Virtually all of PIL academic and popular discourse is intelligible in this light. “Representation,” from Hollywood casting to corporate hiring, means nothing other than PIL DEI—i.e., diversifying something (film crews, corporate boards, etc.), via the inclusion of “Others” alleged to have been historically excluded from it, for the sake of “equity” or “social justice.” That’s why the “LGBT” acronym is ever expanding, with “LGBTQIA2S+” being the current standard. Even the infamous “drag queen story hour” is intelligible in this light: as an attempt to diversify our relevant traditional understandings and frameworks (e.g., norms for what an educator is or should be, for what children should be exposed to in public, for what role models children should have) by including heretofore excluded persons/identities/groups for the sake of equity or social justice.

In conclusion, we can expect DEI to disappear only when PIL does, or at least not until the latter becomes a “fringe” ideology.
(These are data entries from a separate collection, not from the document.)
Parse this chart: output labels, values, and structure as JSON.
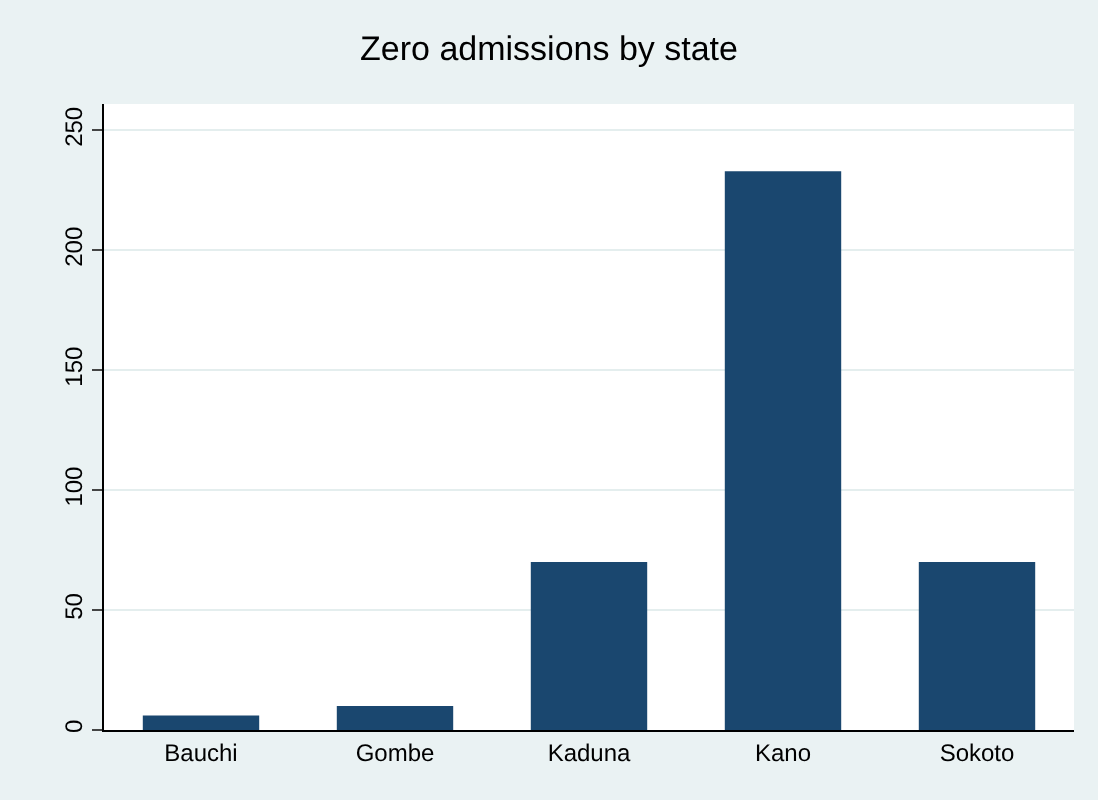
{
  "chart_data": {
    "type": "bar",
    "title": "Zero admissions by state",
    "categories": [
      "Bauchi",
      "Gombe",
      "Kaduna",
      "Kano",
      "Sokoto"
    ],
    "values": [
      6,
      10,
      70,
      233,
      70
    ],
    "color": "#1a476f",
    "ylim": [
      0,
      261
    ],
    "yticks": [
      0,
      50,
      100,
      150,
      200,
      250
    ],
    "grid": "y"
  }
}
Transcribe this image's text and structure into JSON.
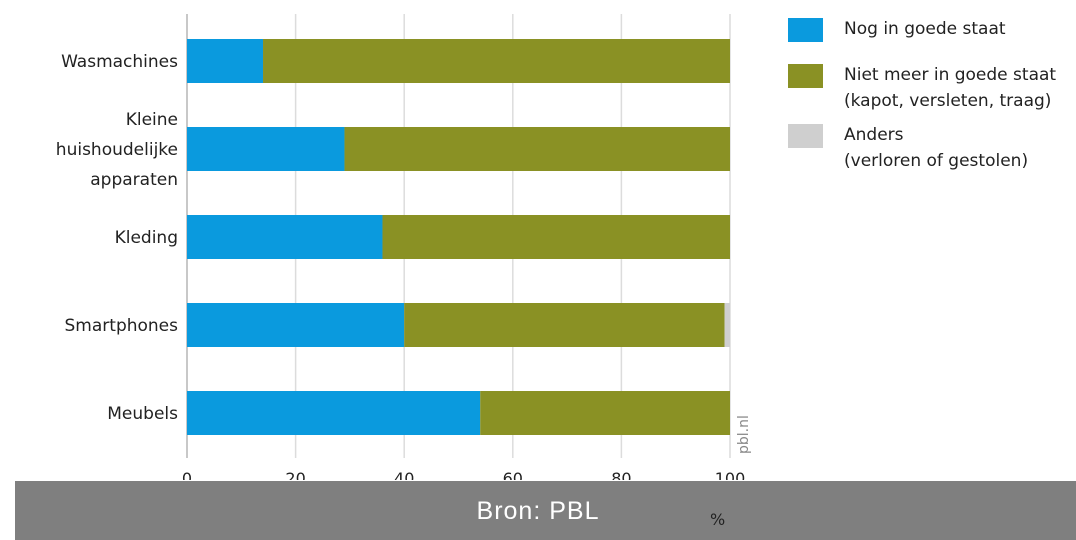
{
  "chart_data": {
    "type": "bar",
    "orientation": "horizontal",
    "stacked": true,
    "categories": [
      [
        "Wasmachines"
      ],
      [
        "Kleine",
        "huishoudelijke",
        "apparaten"
      ],
      [
        "Kleding"
      ],
      [
        "Smartphones"
      ],
      [
        "Meubels"
      ]
    ],
    "series": [
      {
        "name": "Nog in goede staat",
        "values": [
          14,
          29,
          36,
          40,
          54
        ],
        "color": "#0a9ade"
      },
      {
        "name": "Niet meer in goede staat (kapot, versleten, traag)",
        "values": [
          86,
          71,
          64,
          59,
          46
        ],
        "color": "#8a9124"
      },
      {
        "name": "Anders (verloren of gestolen)",
        "values": [
          0,
          0,
          0,
          1,
          0
        ],
        "color": "#cfcfcf"
      }
    ],
    "xlim": [
      0,
      100
    ],
    "xticks": [
      "0",
      "20",
      "40",
      "60",
      "80",
      "100"
    ],
    "xlabel": "%",
    "grid": "vertical",
    "legend_position": "right"
  },
  "legend": [
    {
      "lines": [
        "Nog in goede staat"
      ],
      "color": "#0a9ade"
    },
    {
      "lines": [
        "Niet meer in goede staat",
        "(kapot, versleten, traag)"
      ],
      "color": "#8a9124"
    },
    {
      "lines": [
        "Anders",
        "(verloren of gestolen)"
      ],
      "color": "#cfcfcf"
    }
  ],
  "watermark": "pbl.nl",
  "unit": "%",
  "source": "Bron: PBL"
}
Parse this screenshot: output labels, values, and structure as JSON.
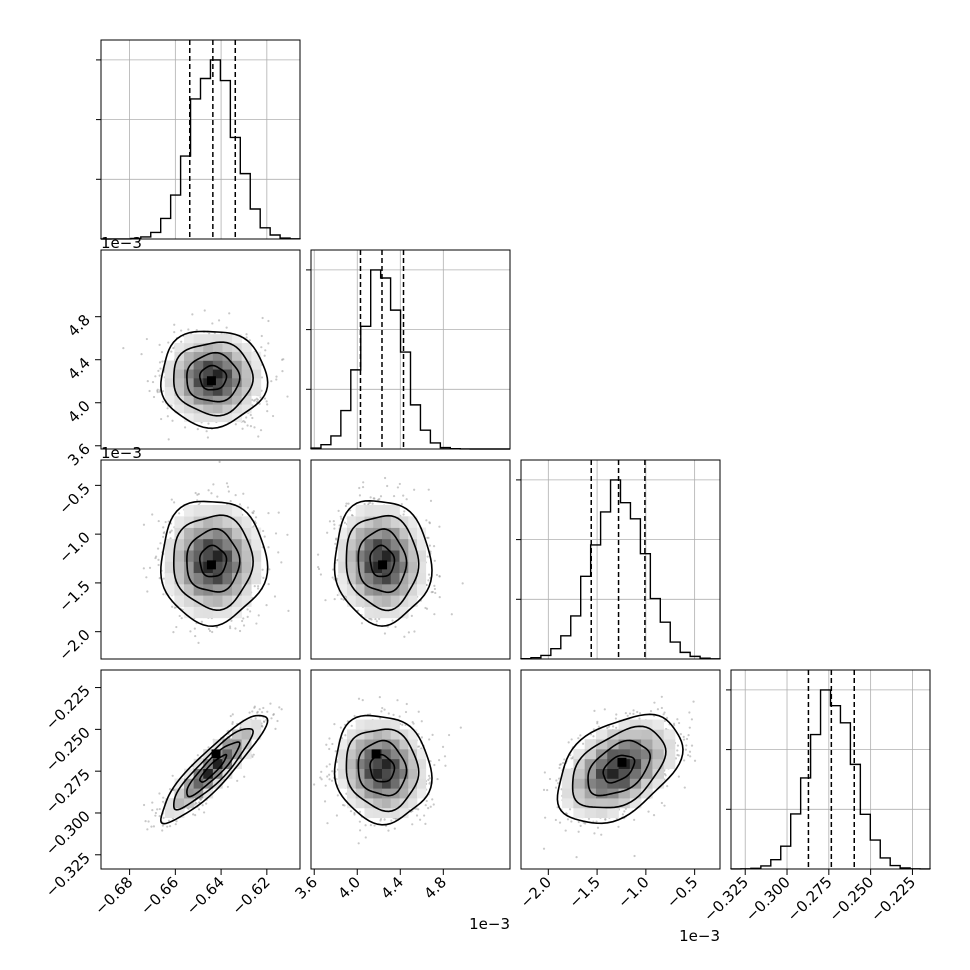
{
  "chart_data": {
    "type": "corner",
    "num_parameters": 4,
    "grid": true,
    "quantile_lines": "dashed",
    "parameters": [
      {
        "range": [
          -0.6925,
          -0.6055
        ],
        "x_ticks": [
          -0.68,
          -0.66,
          -0.64,
          -0.62
        ],
        "x_tick_labels": [
          "−0.68",
          "−0.66",
          "−0.64",
          "−0.62"
        ],
        "offset_text": "",
        "mean": -0.6436,
        "sd": 0.0098,
        "quantiles": [
          -0.6537,
          -0.6436,
          -0.6338
        ]
      },
      {
        "range": [
          3.57,
          5.42
        ],
        "x_ticks": [
          3.6,
          4.0,
          4.4,
          4.8
        ],
        "x_tick_labels": [
          "3.6",
          "4.0",
          "4.4",
          "4.8"
        ],
        "y_ticks": [
          3.6,
          4.0,
          4.4,
          4.8
        ],
        "y_tick_labels": [
          "3.6",
          "4.0",
          "4.4",
          "4.8"
        ],
        "offset_text": "1e−3",
        "mean": 4.23,
        "sd": 0.19,
        "quantiles": [
          4.03,
          4.23,
          4.43
        ]
      },
      {
        "range": [
          -2.28,
          -0.24
        ],
        "x_ticks": [
          -2.0,
          -1.5,
          -1.0,
          -0.5
        ],
        "x_tick_labels": [
          "−2.0",
          "−1.5",
          "−1.0",
          "−0.5"
        ],
        "y_ticks": [
          -2.0,
          -1.5,
          -1.0,
          -0.5
        ],
        "y_tick_labels": [
          "−2.0",
          "−1.5",
          "−1.0",
          "−0.5"
        ],
        "offset_text": "1e−3",
        "mean": -1.28,
        "sd": 0.27,
        "quantiles": [
          -1.56,
          -1.28,
          -1.01
        ]
      },
      {
        "range": [
          -0.3335,
          -0.2145
        ],
        "x_ticks": [
          -0.325,
          -0.3,
          -0.275,
          -0.25,
          -0.225
        ],
        "x_tick_labels": [
          "−0.325",
          "−0.300",
          "−0.275",
          "−0.250",
          "−0.225"
        ],
        "y_ticks": [
          -0.325,
          -0.3,
          -0.275,
          -0.25,
          -0.225
        ],
        "y_tick_labels": [
          "−0.325",
          "−0.300",
          "−0.275",
          "−0.250",
          "−0.225"
        ],
        "offset_text": "",
        "mean": -0.2735,
        "sd": 0.0137,
        "quantiles": [
          -0.2872,
          -0.2735,
          -0.2598
        ]
      }
    ],
    "pairs": [
      {
        "row": 1,
        "col": 0,
        "correlation": 0.0,
        "peak": [
          -0.644,
          4.2
        ]
      },
      {
        "row": 2,
        "col": 0,
        "correlation": 0.0,
        "peak": [
          -0.644,
          -1.32
        ]
      },
      {
        "row": 2,
        "col": 1,
        "correlation": -0.05,
        "peak": [
          4.24,
          -1.32
        ]
      },
      {
        "row": 3,
        "col": 0,
        "correlation": 0.9,
        "peak": [
          -0.642,
          -0.265
        ]
      },
      {
        "row": 3,
        "col": 1,
        "correlation": -0.08,
        "peak": [
          4.18,
          -0.265
        ]
      },
      {
        "row": 3,
        "col": 2,
        "correlation": 0.42,
        "peak": [
          -1.24,
          -0.27
        ]
      }
    ],
    "contour_levels_sigma": [
      0.5,
      1.0,
      1.5,
      2.0
    ]
  }
}
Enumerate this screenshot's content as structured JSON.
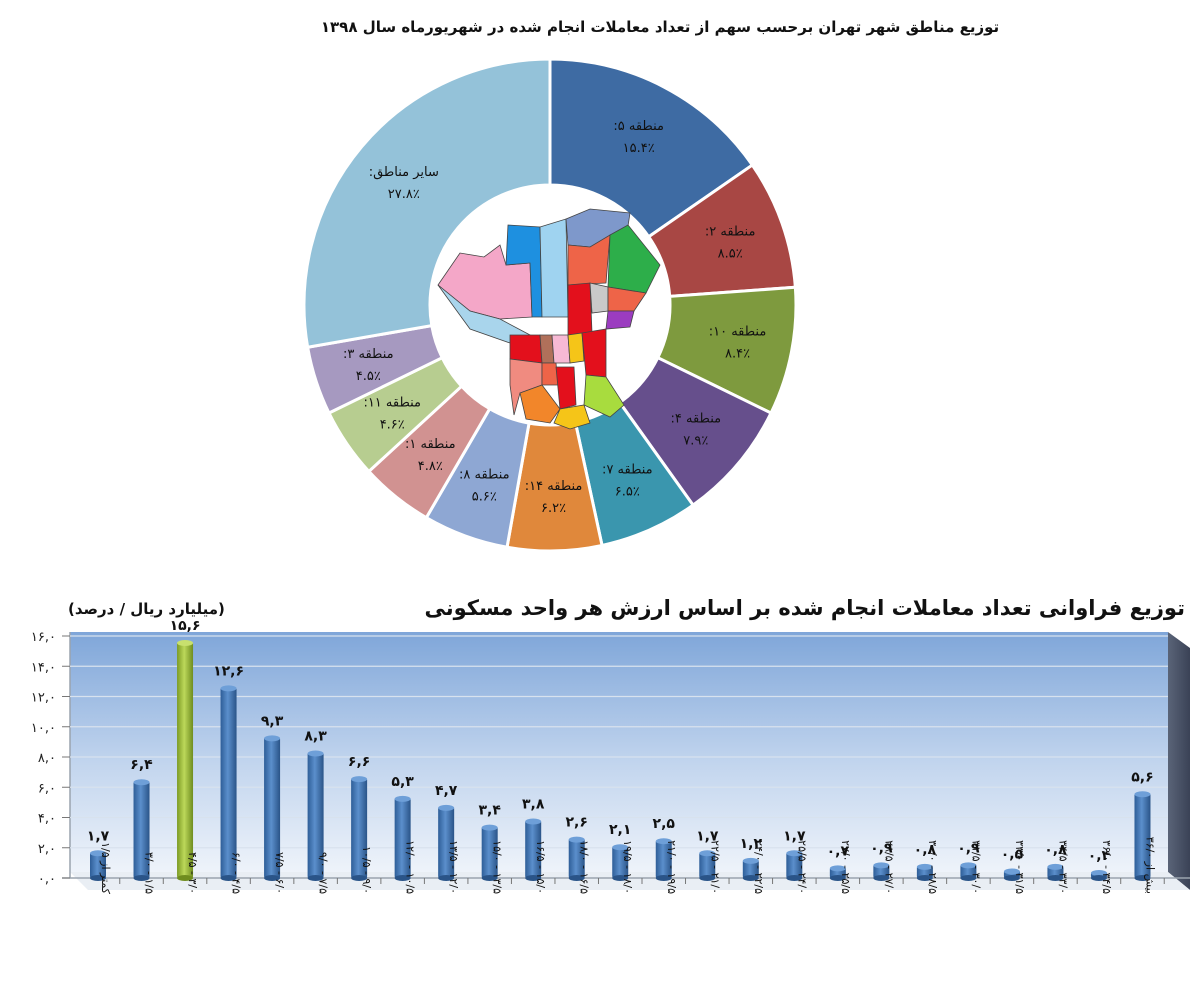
{
  "chart_data": [
    {
      "type": "pie",
      "variant": "donut",
      "title": "توزیع مناطق شهر تهران برحسب سهم از تعداد معاملات انجام شده در شهریورماه سال ۱۳۹۸",
      "center_image": "tehran-districts-map",
      "slices": [
        {
          "label": "منطقه ۵:",
          "value": 15.4,
          "value_label": "۱۵.۴٪",
          "color": "#3E6BA3"
        },
        {
          "label": "منطقه ۲:",
          "value": 8.5,
          "value_label": "۸.۵٪",
          "color": "#A84744"
        },
        {
          "label": "منطقه ۱۰:",
          "value": 8.4,
          "value_label": "۸.۴٪",
          "color": "#7E9A3E"
        },
        {
          "label": "منطقه ۴:",
          "value": 7.9,
          "value_label": "۷.۹٪",
          "color": "#664F8C"
        },
        {
          "label": "منطقه ۷:",
          "value": 6.5,
          "value_label": "۶.۵٪",
          "color": "#3A96AE"
        },
        {
          "label": "منطقه ۱۴:",
          "value": 6.2,
          "value_label": "۶.۲٪",
          "color": "#E0883B"
        },
        {
          "label": "منطقه ۸:",
          "value": 5.6,
          "value_label": "۵.۶٪",
          "color": "#8EA7D3"
        },
        {
          "label": "منطقه ۱:",
          "value": 4.8,
          "value_label": "۴.۸٪",
          "color": "#D19291"
        },
        {
          "label": "منطقه ۱۱:",
          "value": 4.6,
          "value_label": "۴.۶٪",
          "color": "#B7CD90"
        },
        {
          "label": "منطقه ۳:",
          "value": 4.5,
          "value_label": "۴.۵٪",
          "color": "#A699C0"
        },
        {
          "label": "سایر مناطق:",
          "value": 27.8,
          "value_label": "۲۷.۸٪",
          "color": "#94C2D9"
        }
      ]
    },
    {
      "type": "bar",
      "title": "توزیع فراوانی تعداد معاملات انجام شده بر اساس ارزش هر واحد مسکونی",
      "unit_label": "(میلیارد ریال / درصد)",
      "xlabel": "",
      "ylabel": "",
      "ylim": [
        0,
        16
      ],
      "yticks": [
        "۰,۰",
        "۲,۰",
        "۴,۰",
        "۶,۰",
        "۸,۰",
        "۱۰,۰",
        "۱۲,۰",
        "۱۴,۰",
        "۱۶,۰"
      ],
      "grid": true,
      "highlight_index": 2,
      "bar_color": "#3F73B0",
      "highlight_color": "#9BBB3B",
      "categories": [
        "کمتر از ۱/۵",
        "۱/۵ - ۳/۰",
        "۳/۰ - ۴/۵",
        "۴/۵ - ۶/۰",
        "۶/۰ - ۷/۵",
        "۷/۵ - ۹/۰",
        "۹/۰ - ۱۰/۵",
        "۱۰/۵ - ۱۲/۰",
        "۱۲/۰ - ۱۳/۵",
        "۱۳/۵ - ۱۵/۰",
        "۱۵/۰ - ۱۶/۵",
        "۱۶/۵ - ۱۸/۰",
        "۱۸/۰ - ۱۹/۵",
        "۱۹/۵ - ۲۱/۰",
        "۲۱/۰ - ۲۲/۵",
        "۲۲/۵ - ۲۴/۰",
        "۲۴/۰ - ۲۵/۵",
        "۲۵/۵ - ۲۷/۰",
        "۲۷/۰ - ۲۸/۵",
        "۲۸/۵ - ۳۰/۰",
        "۳۰/۰ - ۳۱/۵",
        "۳۱/۵ - ۳۳/۰",
        "۳۳/۰ - ۳۴/۵",
        "۳۴/۵ - ۳۶/۰",
        "بیش از ۳۶/۰"
      ],
      "values": [
        1.7,
        6.4,
        15.6,
        12.6,
        9.3,
        8.3,
        6.6,
        5.3,
        4.7,
        3.4,
        3.8,
        2.6,
        2.1,
        2.5,
        1.7,
        1.2,
        1.7,
        0.7,
        0.9,
        0.8,
        0.9,
        0.5,
        0.8,
        0.4,
        5.6
      ],
      "value_labels": [
        "۱,۷",
        "۶,۴",
        "۱۵,۶",
        "۱۲,۶",
        "۹,۳",
        "۸,۳",
        "۶,۶",
        "۵,۳",
        "۴,۷",
        "۳,۴",
        "۳,۸",
        "۲,۶",
        "۲,۱",
        "۲,۵",
        "۱,۷",
        "۱,۲",
        "۱,۷",
        "۰,۷",
        "۰,۹",
        "۰,۸",
        "۰,۹",
        "۰,۵",
        "۰,۸",
        "۰,۴",
        "۵,۶"
      ]
    }
  ],
  "donut": {
    "title": "توزیع مناطق شهر تهران برحسب سهم از تعداد معاملات انجام شده در شهریورماه سال ۱۳۹۸"
  },
  "bars": {
    "title": "توزیع فراوانی تعداد معاملات انجام شده بر اساس ارزش هر واحد مسکونی",
    "unit_label": "(میلیارد ریال / درصد)"
  }
}
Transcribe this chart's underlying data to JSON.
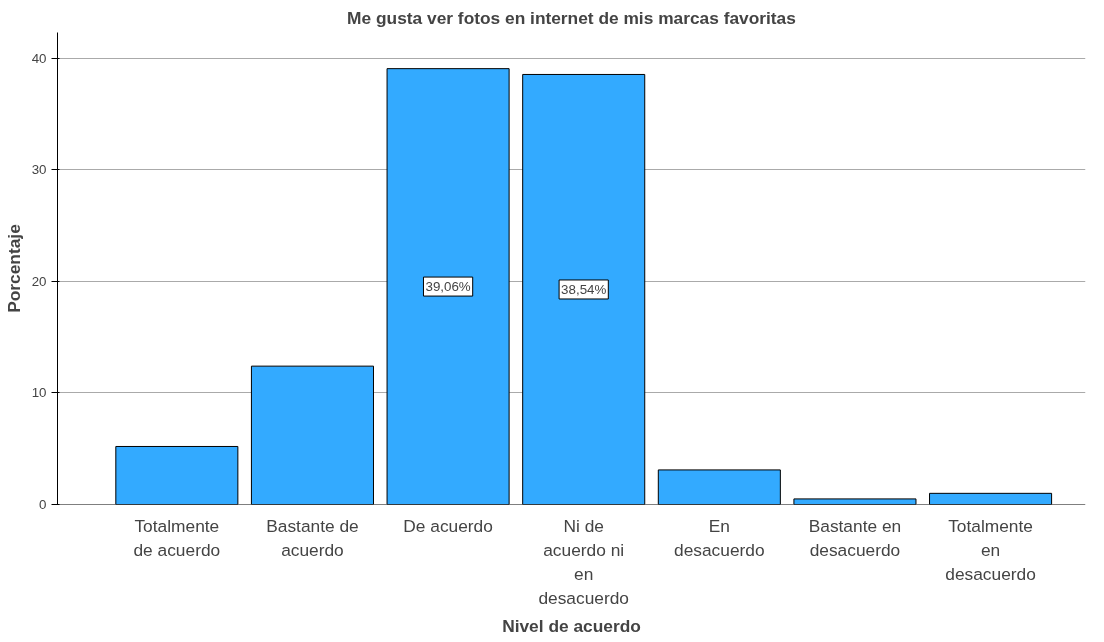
{
  "chart_data": {
    "type": "bar",
    "title": "Me gusta ver fotos en internet de mis marcas favoritas",
    "xlabel": "Nivel de acuerdo",
    "ylabel": "Porcentaje",
    "categories": [
      "Totalmente de acuerdo",
      "Bastante de acuerdo",
      "De acuerdo",
      "Ni de acuerdo ni en desacuerdo",
      "En desacuerdo",
      "Bastante en desacuerdo",
      "Totalmente en desacuerdo"
    ],
    "values": [
      5.2,
      12.4,
      39.06,
      38.54,
      3.1,
      0.5,
      1.0
    ],
    "value_labels": [
      null,
      null,
      "39,06%",
      "38,54%",
      null,
      null,
      null
    ],
    "color": "#33aaff",
    "ylim": [
      0,
      42.3
    ],
    "yticks": [
      0,
      10,
      20,
      30,
      40
    ],
    "grid": "y"
  }
}
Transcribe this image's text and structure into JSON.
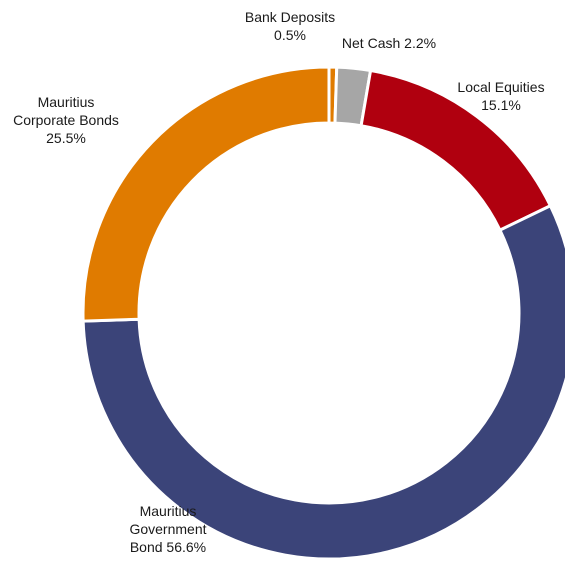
{
  "chart_data": {
    "type": "pie",
    "variant": "donut",
    "categories": [
      "Bank Deposits",
      "Net Cash",
      "Local Equities",
      "Mauritius Government Bond",
      "Mauritius Corporate Bonds"
    ],
    "values": [
      0.5,
      2.2,
      15.1,
      56.6,
      25.5
    ],
    "unit": "%",
    "colors": [
      "#E07B00",
      "#A6A6A6",
      "#B0000F",
      "#3B4479",
      "#E07B00"
    ],
    "labels": [
      [
        "Bank Deposits",
        "0.5%"
      ],
      [
        "Net Cash 2.2%"
      ],
      [
        "Local Equities",
        "15.1%"
      ],
      [
        "Mauritius",
        "Government",
        "Bond 56.6%"
      ],
      [
        "Mauritius",
        "Corporate Bonds",
        "25.5%"
      ]
    ],
    "legend": "none"
  }
}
It is encouraging to see efforts by conservative activists and states to rein in or even abolish DEI bureaucracies at public universities, as with the recent Texas legislation or the University of Missouri’s pledge to drop diversity statements from its faculty hiring process, but the problem is so much bigger. Hence, combatting this illiberal, divisive, and damaging development of Western postmodernity will require liberals and conservatives to come together in opposition to their common enemy, and this opposition can only be effective if both the underlying theory of PIL DEI and its practical implementations are adequately grasped.